Et dans la réalité, les employeurs sont « parfois contraints de concéder des salaires très élevés dans le seul but de pouvoir assurer leur mission de service public »« Ainsi, l’un d’entre eux verse à un médecin de prévention un traitement indiciaire supérieur de 858 points (soit 4 020 euros bruts mensuels) à ce que percevrait un médecin titulaire possédant la même ancienneté », lit-on.
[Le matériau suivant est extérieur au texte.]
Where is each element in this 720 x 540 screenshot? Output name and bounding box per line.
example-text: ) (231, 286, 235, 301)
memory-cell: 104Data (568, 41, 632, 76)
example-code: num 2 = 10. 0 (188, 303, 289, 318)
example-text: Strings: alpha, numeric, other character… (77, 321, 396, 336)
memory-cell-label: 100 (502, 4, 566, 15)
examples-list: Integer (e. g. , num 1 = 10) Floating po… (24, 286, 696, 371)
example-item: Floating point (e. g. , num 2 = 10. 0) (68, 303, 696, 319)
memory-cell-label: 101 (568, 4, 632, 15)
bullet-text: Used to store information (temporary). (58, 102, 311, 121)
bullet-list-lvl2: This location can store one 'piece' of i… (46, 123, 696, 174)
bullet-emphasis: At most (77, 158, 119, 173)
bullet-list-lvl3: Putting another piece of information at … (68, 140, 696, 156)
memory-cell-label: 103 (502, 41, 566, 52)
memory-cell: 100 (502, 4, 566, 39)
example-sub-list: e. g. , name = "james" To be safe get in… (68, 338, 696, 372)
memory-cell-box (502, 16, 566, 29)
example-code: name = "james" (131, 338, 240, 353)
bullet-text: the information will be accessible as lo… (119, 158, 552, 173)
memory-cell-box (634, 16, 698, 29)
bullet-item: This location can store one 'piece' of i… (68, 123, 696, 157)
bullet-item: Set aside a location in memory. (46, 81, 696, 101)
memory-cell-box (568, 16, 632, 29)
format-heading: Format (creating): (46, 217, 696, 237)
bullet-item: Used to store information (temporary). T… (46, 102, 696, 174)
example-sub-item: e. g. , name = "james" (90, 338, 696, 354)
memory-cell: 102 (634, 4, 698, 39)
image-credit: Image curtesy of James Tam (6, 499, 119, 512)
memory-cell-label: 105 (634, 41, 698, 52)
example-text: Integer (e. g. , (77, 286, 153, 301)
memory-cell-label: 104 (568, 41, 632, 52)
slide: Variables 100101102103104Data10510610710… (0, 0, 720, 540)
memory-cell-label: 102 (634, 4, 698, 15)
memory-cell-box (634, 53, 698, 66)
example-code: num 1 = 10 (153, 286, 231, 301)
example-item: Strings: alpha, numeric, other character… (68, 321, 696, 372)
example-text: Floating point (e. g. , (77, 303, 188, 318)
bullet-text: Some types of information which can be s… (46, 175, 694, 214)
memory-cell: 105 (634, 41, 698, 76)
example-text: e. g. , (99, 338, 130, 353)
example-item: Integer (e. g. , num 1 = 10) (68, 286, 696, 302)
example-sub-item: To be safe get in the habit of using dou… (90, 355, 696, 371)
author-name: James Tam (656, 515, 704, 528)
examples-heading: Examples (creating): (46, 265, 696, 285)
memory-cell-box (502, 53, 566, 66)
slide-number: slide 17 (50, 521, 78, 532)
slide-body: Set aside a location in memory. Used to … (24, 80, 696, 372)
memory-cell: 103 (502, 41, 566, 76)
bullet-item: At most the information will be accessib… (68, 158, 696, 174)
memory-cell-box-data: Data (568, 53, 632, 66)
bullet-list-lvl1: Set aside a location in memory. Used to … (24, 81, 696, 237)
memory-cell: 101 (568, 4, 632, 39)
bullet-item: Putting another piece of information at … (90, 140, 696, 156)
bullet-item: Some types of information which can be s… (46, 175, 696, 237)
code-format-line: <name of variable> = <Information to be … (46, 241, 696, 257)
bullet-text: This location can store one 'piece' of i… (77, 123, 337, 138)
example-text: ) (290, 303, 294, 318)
La Cour constate « de nombreux cas de médecins hospitaliers contractuels recrutés très au-dessus du barème des médecins titulaires ». Des situations contraires au droit qui font l'objet d'une « tolérance »

Les sages de la rue Cambon vont plus loin en expliquant que « la revalorisation des conditions de rémunération et de carrière des titulaires pour les métiers concernés (en tension, NDLR), qui est une option, est rarement retenue par crainte d’enclencher un processus de généralisation des ajustements à tous les métiers de la fonction publique, y compris ceux qui ne sont pas en tension ». Que ce soit pour les médecins, les kinés ou les infirmiers, la rémunération des titulaires prévue par les grilles indiciaires, même complétée de primes, est « déconnectée des conditions du marché », lit-on. 

La Cour juge que de tels écarts de rémunération sont « difficilement soutenables ». Les sages craignent qu'un « sentiment d’iniquité [naisse] de la différence de rémunérations pour des emplois comparables, dès lors que celle-ci n’est justifiée ni par l’ancienneté, ni par le diplôme ou la compétence, mais uniquement par le statut ». Pire : les magistrats estiment que cette distorsion peut conduire certains titulaires « à quitter leur fonction pour devenir agent contractuel, par voie de détachement ou même par démission ».